Large-scale contractors, business enterprises, labor unions and research and development firms will remain primary beneficiaries of the new climate federalism and infrastructure investments. Investment tax credits for renewable energy, for example, will serve large investors with no commitment to growing community-initiated and owned renewables. But this is the moment to disrupt those energy hegemonies and build community wealth.
Energy Democracy Project, which my organization is affiliated with, and its advocates propose to do that by scaling community-owned renewable energy. We could start by converting the Investment Tax Credit and Production Tax Credit to a cash grant for projects under three megawatts and for projects owned by nonprofit, cooperative, public, tribal, or publicly accountable entities (e.g., community development corporations). We could allow virtual net metering of community-shared renewables and implement additive feed-in-tariffs for community-shared renewable projects that reach low-income households. These are system-level game changers.
Prioritizing unionized labor on infrastructure investments is important for rebuilding the middle class. But, without serious attention to labor’s real and perceived legacy of racial exclusion, we will only exacerbate Black income and wealth gaps. Now is the time to rebuild unionized labor by growing its ranks with BIPOC and women. But that requires proactive and authentic labor-community dialogues and agreements at the local levels to fix historic communication barriers and to build win-win solutions to strengthen careers and business opportunities in the construction sector, particularly for the most underrepresented groups (Blacks and women).
Federal investments in infrastructure projects may include a requirement to utilize small, minority, women, veteran and disadvantaged businesses, but it is meaningless without serious attention to project delivery methods — like Public-Private Partnerships (P3s) – which make it near impossible for them to compete. We must untangle the barriers to inclusive public procurement and contracting, including legacy challenges of capital, bonding and insurance, as well as 21st century barriers to advanced technologies, equipment, materials and project delivery methods.

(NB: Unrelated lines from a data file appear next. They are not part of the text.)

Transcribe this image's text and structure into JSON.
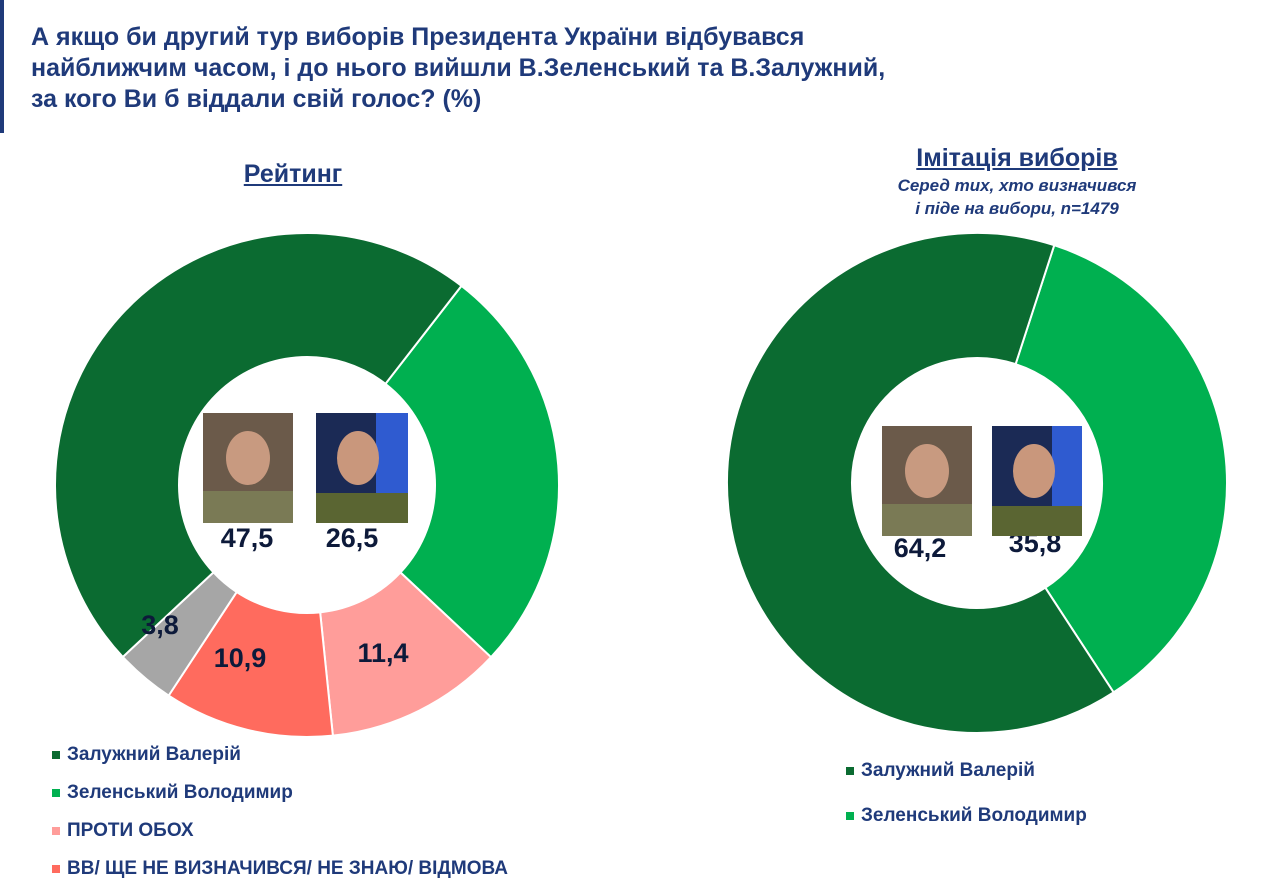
{
  "title": [
    "А якщо би другий тур виборів Президента України відбувався",
    "найближчим часом, і до нього вийшли В.Зеленський та В.Залужний,",
    "за кого Ви б віддали свій голос? (%)"
  ],
  "colors": {
    "zaluzhnyi": "#0b6b31",
    "zelensky": "#00b050",
    "against": "#ff9d9a",
    "undecided": "#ff6b5e",
    "other": "#a6a6a6",
    "text": "#1f3a7a"
  },
  "chart_data": [
    {
      "type": "pie",
      "title": "Рейтинг",
      "slices": [
        {
          "name": "Залужний Валерій",
          "value": 47.5,
          "label": "47,5",
          "color": "#0b6b31"
        },
        {
          "name": "Зеленський Володимир",
          "value": 26.5,
          "label": "26,5",
          "color": "#00b050"
        },
        {
          "name": "ПРОТИ ОБОХ",
          "value": 11.4,
          "label": "11,4",
          "color": "#ff9d9a"
        },
        {
          "name": "ВВ/ ЩЕ НЕ ВИЗНАЧИВСЯ/ НЕ ЗНАЮ/ ВІДМОВА",
          "value": 10.9,
          "label": "10,9",
          "color": "#ff6b5e"
        },
        {
          "name": "",
          "value": 3.8,
          "label": "3,8",
          "color": "#a6a6a6"
        }
      ],
      "legend": [
        "Залужний Валерій",
        "Зеленський Володимир",
        "ПРОТИ ОБОХ",
        "ВВ/ ЩЕ НЕ ВИЗНАЧИВСЯ/ НЕ ЗНАЮ/ ВІДМОВА"
      ],
      "legend_placement": "bottom-left",
      "donut": true
    },
    {
      "type": "pie",
      "title": "Імітація виборів",
      "subtitle": [
        "Серед тих, хто визначився",
        "і піде на вибори, n=1479"
      ],
      "slices": [
        {
          "name": "Залужний Валерій",
          "value": 64.2,
          "label": "64,2",
          "color": "#0b6b31"
        },
        {
          "name": "Зеленський Володимир",
          "value": 35.8,
          "label": "35,8",
          "color": "#00b050"
        }
      ],
      "legend": [
        "Залужний Валерій",
        "Зеленський Володимир"
      ],
      "legend_placement": "bottom",
      "donut": true
    }
  ]
}
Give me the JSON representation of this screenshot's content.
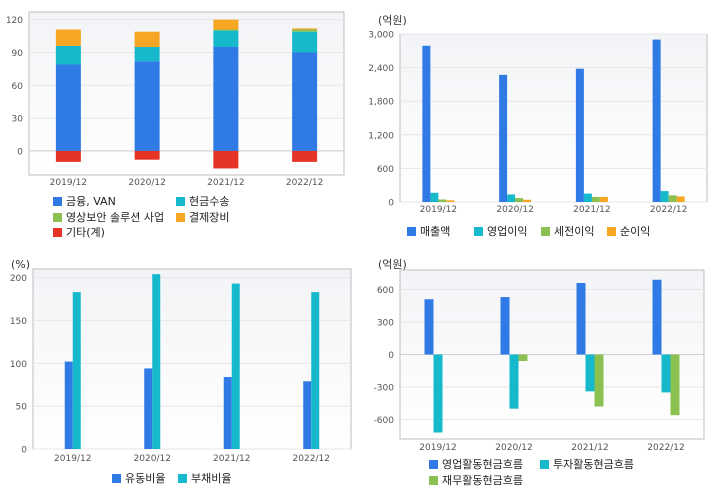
{
  "colors": {
    "blue": "#2f7ae5",
    "teal": "#16b8cc",
    "green": "#8cc152",
    "orange": "#f6a623",
    "red": "#e53425",
    "grid": "#e6e6e6",
    "axis": "#bdbdbd",
    "plot_bg_top": "#f3f4f7"
  },
  "chart_data": [
    {
      "id": "revenue-mix",
      "type": "bar",
      "stacked": true,
      "unit_label": "",
      "categories": [
        "2019/12",
        "2020/12",
        "2021/12",
        "2022/12"
      ],
      "yticks": [
        0,
        30,
        60,
        90,
        120
      ],
      "ylim": [
        -22,
        127
      ],
      "series": [
        {
          "name": "금융, VAN",
          "color": "#2f7ae5",
          "values": [
            79,
            82,
            95,
            90
          ]
        },
        {
          "name": "현금수송",
          "color": "#16b8cc",
          "values": [
            17,
            13,
            15,
            19
          ]
        },
        {
          "name": "영상보안 솔루션 사업",
          "color": "#8cc152",
          "values": [
            0,
            0,
            1,
            2
          ]
        },
        {
          "name": "결제장비",
          "color": "#f6a623",
          "values": [
            15,
            14,
            9,
            1
          ]
        },
        {
          "name": "기타(계)",
          "color": "#e53425",
          "values": [
            -10,
            -8,
            -16,
            -10
          ]
        }
      ]
    },
    {
      "id": "income",
      "type": "bar",
      "stacked": false,
      "unit_label": "(억원)",
      "categories": [
        "2019/12",
        "2020/12",
        "2021/12",
        "2022/12"
      ],
      "yticks": [
        0,
        600,
        1200,
        1800,
        2400,
        3000
      ],
      "ylim": [
        0,
        3000
      ],
      "series": [
        {
          "name": "매출액",
          "color": "#2f7ae5",
          "values": [
            2790,
            2270,
            2380,
            2900
          ]
        },
        {
          "name": "영업이익",
          "color": "#16b8cc",
          "values": [
            165,
            135,
            150,
            195
          ]
        },
        {
          "name": "세전이익",
          "color": "#8cc152",
          "values": [
            45,
            70,
            90,
            120
          ]
        },
        {
          "name": "순이익",
          "color": "#f6a623",
          "values": [
            30,
            40,
            90,
            100
          ]
        }
      ]
    },
    {
      "id": "ratios",
      "type": "bar",
      "stacked": false,
      "unit_label": "(%)",
      "categories": [
        "2019/12",
        "2020/12",
        "2021/12",
        "2022/12"
      ],
      "yticks": [
        0,
        50,
        100,
        150,
        200
      ],
      "ylim": [
        0,
        210
      ],
      "series": [
        {
          "name": "유동비율",
          "color": "#2f7ae5",
          "values": [
            102,
            94,
            84,
            79
          ]
        },
        {
          "name": "부채비율",
          "color": "#16b8cc",
          "values": [
            183,
            204,
            193,
            183
          ]
        }
      ]
    },
    {
      "id": "cashflow",
      "type": "bar",
      "stacked": false,
      "unit_label": "(억원)",
      "categories": [
        "2019/12",
        "2020/12",
        "2021/12",
        "2022/12"
      ],
      "yticks": [
        -600,
        -300,
        0,
        300,
        600
      ],
      "ylim": [
        -780,
        780
      ],
      "series": [
        {
          "name": "영업활동현금흐름",
          "color": "#2f7ae5",
          "values": [
            510,
            530,
            660,
            690
          ]
        },
        {
          "name": "투자활동현금흐름",
          "color": "#16b8cc",
          "values": [
            -720,
            -500,
            -340,
            -350
          ]
        },
        {
          "name": "재무활동현금흐름",
          "color": "#8cc152",
          "values": [
            0,
            -60,
            -480,
            -560
          ]
        }
      ]
    }
  ]
}
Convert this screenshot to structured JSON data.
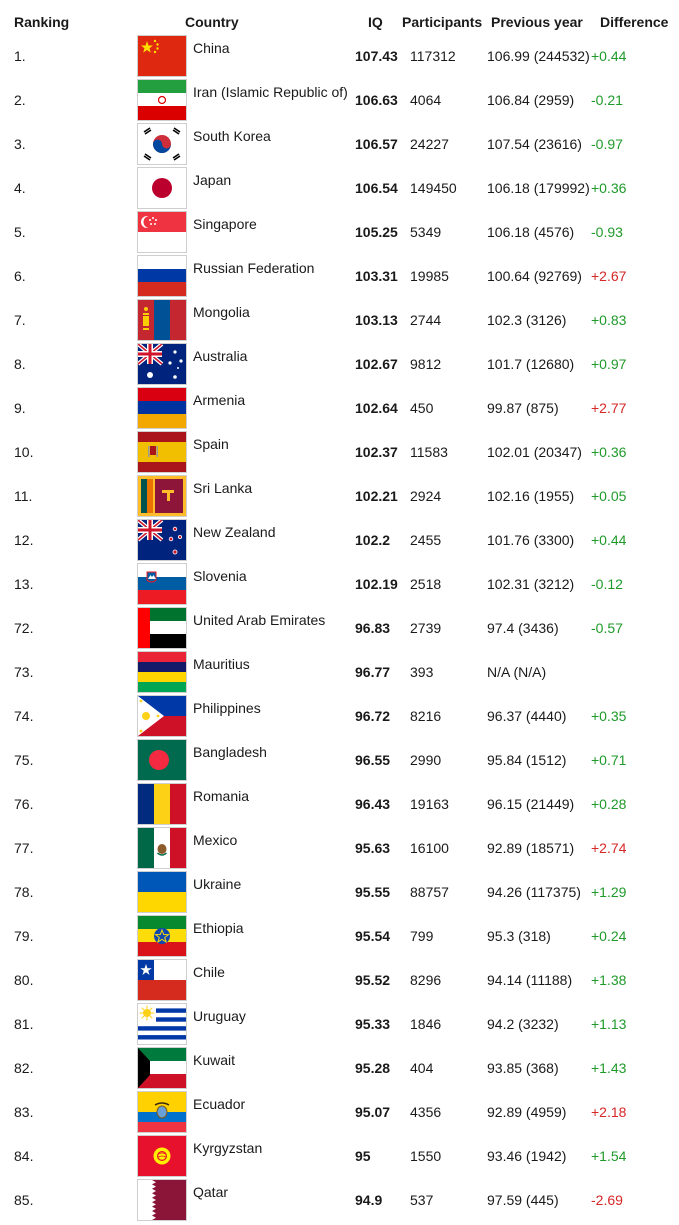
{
  "headers": {
    "ranking": "Ranking",
    "country": "Country",
    "iq": "IQ",
    "participants": "Participants",
    "previous_year": "Previous year",
    "difference": "Difference"
  },
  "colors": {
    "positive": "#1f9a2a",
    "negative": "#d62727"
  },
  "rows": [
    {
      "rank": "1.",
      "flag": "china-flag-icon",
      "country": "China",
      "iq": "107.43",
      "participants": "117312",
      "previous": "106.99 (244532)",
      "diff": "+0.44"
    },
    {
      "rank": "2.",
      "flag": "iran-flag-icon",
      "country": "Iran (Islamic Republic of)",
      "iq": "106.63",
      "participants": "4064",
      "previous": "106.84 (2959)",
      "diff": "-0.21"
    },
    {
      "rank": "3.",
      "flag": "south-korea-flag-icon",
      "country": "South Korea",
      "iq": "106.57",
      "participants": "24227",
      "previous": "107.54 (23616)",
      "diff": "-0.97"
    },
    {
      "rank": "4.",
      "flag": "japan-flag-icon",
      "country": "Japan",
      "iq": "106.54",
      "participants": "149450",
      "previous": "106.18 (179992)",
      "diff": "+0.36"
    },
    {
      "rank": "5.",
      "flag": "singapore-flag-icon",
      "country": "Singapore",
      "iq": "105.25",
      "participants": "5349",
      "previous": "106.18 (4576)",
      "diff": "-0.93"
    },
    {
      "rank": "6.",
      "flag": "russia-flag-icon",
      "country": "Russian Federation",
      "iq": "103.31",
      "participants": "19985",
      "previous": "100.64 (92769)",
      "diff": "+2.67"
    },
    {
      "rank": "7.",
      "flag": "mongolia-flag-icon",
      "country": "Mongolia",
      "iq": "103.13",
      "participants": "2744",
      "previous": "102.3 (3126)",
      "diff": "+0.83"
    },
    {
      "rank": "8.",
      "flag": "australia-flag-icon",
      "country": "Australia",
      "iq": "102.67",
      "participants": "9812",
      "previous": "101.7 (12680)",
      "diff": "+0.97"
    },
    {
      "rank": "9.",
      "flag": "armenia-flag-icon",
      "country": "Armenia",
      "iq": "102.64",
      "participants": "450",
      "previous": "99.87 (875)",
      "diff": "+2.77"
    },
    {
      "rank": "10.",
      "flag": "spain-flag-icon",
      "country": "Spain",
      "iq": "102.37",
      "participants": "11583",
      "previous": "102.01 (20347)",
      "diff": "+0.36"
    },
    {
      "rank": "11.",
      "flag": "sri-lanka-flag-icon",
      "country": "Sri Lanka",
      "iq": "102.21",
      "participants": "2924",
      "previous": "102.16 (1955)",
      "diff": "+0.05"
    },
    {
      "rank": "12.",
      "flag": "new-zealand-flag-icon",
      "country": "New Zealand",
      "iq": "102.2",
      "participants": "2455",
      "previous": "101.76 (3300)",
      "diff": "+0.44"
    },
    {
      "rank": "13.",
      "flag": "slovenia-flag-icon",
      "country": "Slovenia",
      "iq": "102.19",
      "participants": "2518",
      "previous": "102.31 (3212)",
      "diff": "-0.12"
    },
    {
      "rank": "72.",
      "flag": "uae-flag-icon",
      "country": "United Arab Emirates",
      "iq": "96.83",
      "participants": "2739",
      "previous": "97.4 (3436)",
      "diff": "-0.57"
    },
    {
      "rank": "73.",
      "flag": "mauritius-flag-icon",
      "country": "Mauritius",
      "iq": "96.77",
      "participants": "393",
      "previous": "N/A (N/A)",
      "diff": ""
    },
    {
      "rank": "74.",
      "flag": "philippines-flag-icon",
      "country": "Philippines",
      "iq": "96.72",
      "participants": "8216",
      "previous": "96.37 (4440)",
      "diff": "+0.35"
    },
    {
      "rank": "75.",
      "flag": "bangladesh-flag-icon",
      "country": "Bangladesh",
      "iq": "96.55",
      "participants": "2990",
      "previous": "95.84 (1512)",
      "diff": "+0.71"
    },
    {
      "rank": "76.",
      "flag": "romania-flag-icon",
      "country": "Romania",
      "iq": "96.43",
      "participants": "19163",
      "previous": "96.15 (21449)",
      "diff": "+0.28"
    },
    {
      "rank": "77.",
      "flag": "mexico-flag-icon",
      "country": "Mexico",
      "iq": "95.63",
      "participants": "16100",
      "previous": "92.89 (18571)",
      "diff": "+2.74"
    },
    {
      "rank": "78.",
      "flag": "ukraine-flag-icon",
      "country": "Ukraine",
      "iq": "95.55",
      "participants": "88757",
      "previous": "94.26 (117375)",
      "diff": "+1.29"
    },
    {
      "rank": "79.",
      "flag": "ethiopia-flag-icon",
      "country": "Ethiopia",
      "iq": "95.54",
      "participants": "799",
      "previous": "95.3 (318)",
      "diff": "+0.24"
    },
    {
      "rank": "80.",
      "flag": "chile-flag-icon",
      "country": "Chile",
      "iq": "95.52",
      "participants": "8296",
      "previous": "94.14 (11188)",
      "diff": "+1.38"
    },
    {
      "rank": "81.",
      "flag": "uruguay-flag-icon",
      "country": "Uruguay",
      "iq": "95.33",
      "participants": "1846",
      "previous": "94.2 (3232)",
      "diff": "+1.13"
    },
    {
      "rank": "82.",
      "flag": "kuwait-flag-icon",
      "country": "Kuwait",
      "iq": "95.28",
      "participants": "404",
      "previous": "93.85 (368)",
      "diff": "+1.43"
    },
    {
      "rank": "83.",
      "flag": "ecuador-flag-icon",
      "country": "Ecuador",
      "iq": "95.07",
      "participants": "4356",
      "previous": "92.89 (4959)",
      "diff": "+2.18"
    },
    {
      "rank": "84.",
      "flag": "kyrgyzstan-flag-icon",
      "country": "Kyrgyzstan",
      "iq": "95",
      "participants": "1550",
      "previous": "93.46 (1942)",
      "diff": "+1.54"
    },
    {
      "rank": "85.",
      "flag": "qatar-flag-icon",
      "country": "Qatar",
      "iq": "94.9",
      "participants": "537",
      "previous": "97.59 (445)",
      "diff": "-2.69"
    }
  ]
}
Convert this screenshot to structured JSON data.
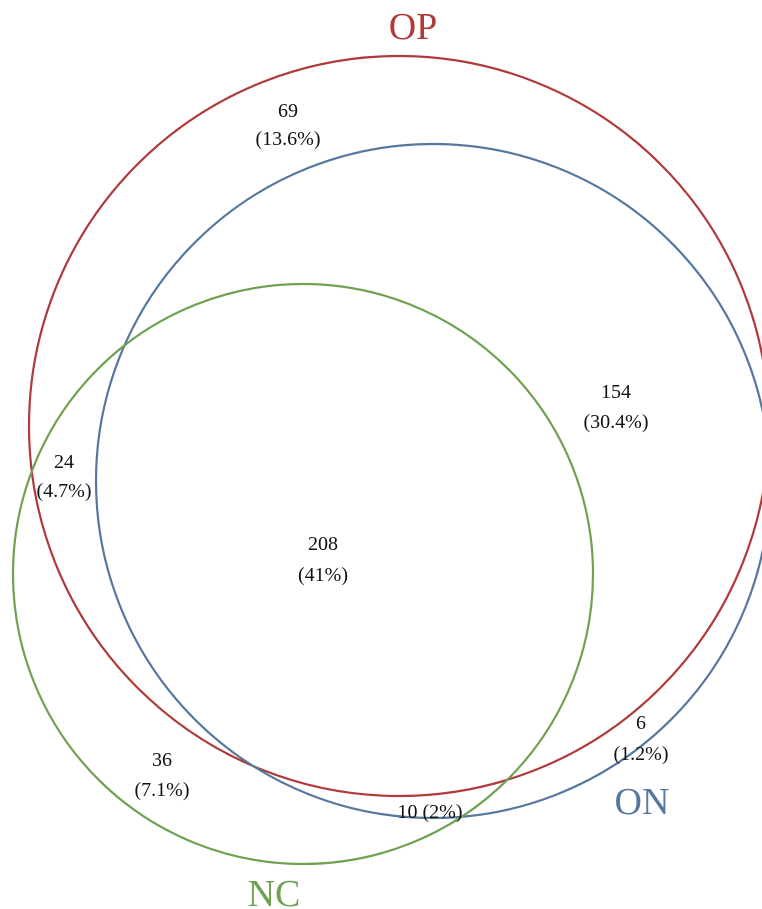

These are just some of the structural barriers hidden in the infrastructure agenda. Under every rock can be found layer upon layer of toxic soil — public and private policies and practices that reinforce the inequitable status quo. So, while Justice40 may repair the harms of past inequities, we will perpetuate the same institutional structures that created those inequities without careful attention to the other 60 percent of federal spending. To truly build back better, we need a Justice 100 solution.
Denise G. Fairchild is president and CEO of Emerald Cities Collaborative, a national nonprofit organization of business, labor and community groups dedicated to climate-resilience strategies that produce environmental, economic and equity outcomes.